A school or college installs computers to teach the students about using computers and software. It is not a commercial endeavour where the software directly contributes to the profitability of the company. Most publishers seem to think that education is a captive market, fearful of copyright law and therefore exploitable. Schools are forced into making extortionate payments to software companies who should be earning their money elsewhere. Publishers pooh-pooh the idea that loyalty is generated by school and college use of their software. This clears their consciences for prices which can run up to several thousand pounds for a disk, a manual and the right to upload multiple copies of software from a server.
Some software publishers are less blatant about it. They supply a disk and manual for each licence purchased. But teachers don't need masses of thick manuals to show the students how to use software. They will usually prepare their own teaching materials and handouts if necessary. They are unlikely to need more than one or two copies of the manual and a single copy of the software. This can be installed on the network or on a succession of individual machines.

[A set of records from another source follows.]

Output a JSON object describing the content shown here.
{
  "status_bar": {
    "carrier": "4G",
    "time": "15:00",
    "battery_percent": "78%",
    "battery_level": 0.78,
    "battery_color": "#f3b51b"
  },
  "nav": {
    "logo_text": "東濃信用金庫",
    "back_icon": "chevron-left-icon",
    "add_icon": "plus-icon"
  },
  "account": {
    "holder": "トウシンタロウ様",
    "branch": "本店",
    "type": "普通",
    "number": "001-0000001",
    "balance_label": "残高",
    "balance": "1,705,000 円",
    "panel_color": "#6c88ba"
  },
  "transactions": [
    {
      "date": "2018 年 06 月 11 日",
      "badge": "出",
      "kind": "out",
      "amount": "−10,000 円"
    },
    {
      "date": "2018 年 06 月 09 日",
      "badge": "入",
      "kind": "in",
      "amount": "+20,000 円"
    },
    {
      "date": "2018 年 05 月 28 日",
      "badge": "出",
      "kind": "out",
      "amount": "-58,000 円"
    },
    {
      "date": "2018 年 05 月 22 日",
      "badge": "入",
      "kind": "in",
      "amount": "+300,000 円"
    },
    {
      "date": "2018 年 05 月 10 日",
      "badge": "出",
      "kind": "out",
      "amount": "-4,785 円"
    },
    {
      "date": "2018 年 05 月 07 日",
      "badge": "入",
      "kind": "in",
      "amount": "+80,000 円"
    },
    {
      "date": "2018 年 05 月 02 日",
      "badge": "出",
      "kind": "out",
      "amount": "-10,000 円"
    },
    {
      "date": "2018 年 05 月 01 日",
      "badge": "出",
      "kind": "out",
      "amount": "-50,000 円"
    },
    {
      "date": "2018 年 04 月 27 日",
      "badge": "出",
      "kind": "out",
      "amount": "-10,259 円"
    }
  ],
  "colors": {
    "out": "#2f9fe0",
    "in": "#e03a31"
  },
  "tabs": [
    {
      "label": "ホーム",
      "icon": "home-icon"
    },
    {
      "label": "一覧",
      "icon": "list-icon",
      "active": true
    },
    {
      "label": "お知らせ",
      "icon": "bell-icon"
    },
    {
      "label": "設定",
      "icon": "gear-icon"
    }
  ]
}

So, given that there's no commercial exploitation of the software, where's the penalty for publishers to sell one copy of a product to a school and allow unlimited educational usage within the establishment?
But what about the publishers' profit? Well, let me ask you this - if the publisher has supplied a single copy of a business program so people that can learn how to use it, how much profit do they deserve? It frightens me to hear of publishers of business software who look to the education market for a third of their turnover and, in all probability, more than a third of their profits.
Ah, I hear you say, but what about support? If the support issue is a problem, the customer could always be charged for the time spent on the telephone. Unless, of course, the difficulty turned out to be the publisher's fault.
I believe that software publishers should sell their products for educational purposes at cost plus a fixed fraction of the normal retail price. Cost could be based on the number of manuals and disks involved, with an additional charge for administration. The fraction of the software price would provide some profit and introduce a competitive element into the school's buying decision. I'd suggest something like £3 per disk and manual, plus £10 for administration, plus 20% of the retail price. So a five-disk product with two manuals which normally retails at £300 would cost £91 for unlimited educational usage and a school could stock up on all the important packages for around £1000.
The publishers might not make a fortune in educational sales - although a market of 22,800 educational establishments is not to be sniffed at but wider exposure would probably increase future business.
One question remains - how could this happy state of affairs come about? The Department of Education is pushing schools to use IT across the curriculum, so why doesn't it come up with some pricing guidelines for software publishers? It needn't take long to find a sensible formula and would cost the government very little - yet it would save the education system a fortune and boost IT awareness into the bargain.
(Before angry publishers write in, I should mention that I have been publishing software since 1981.)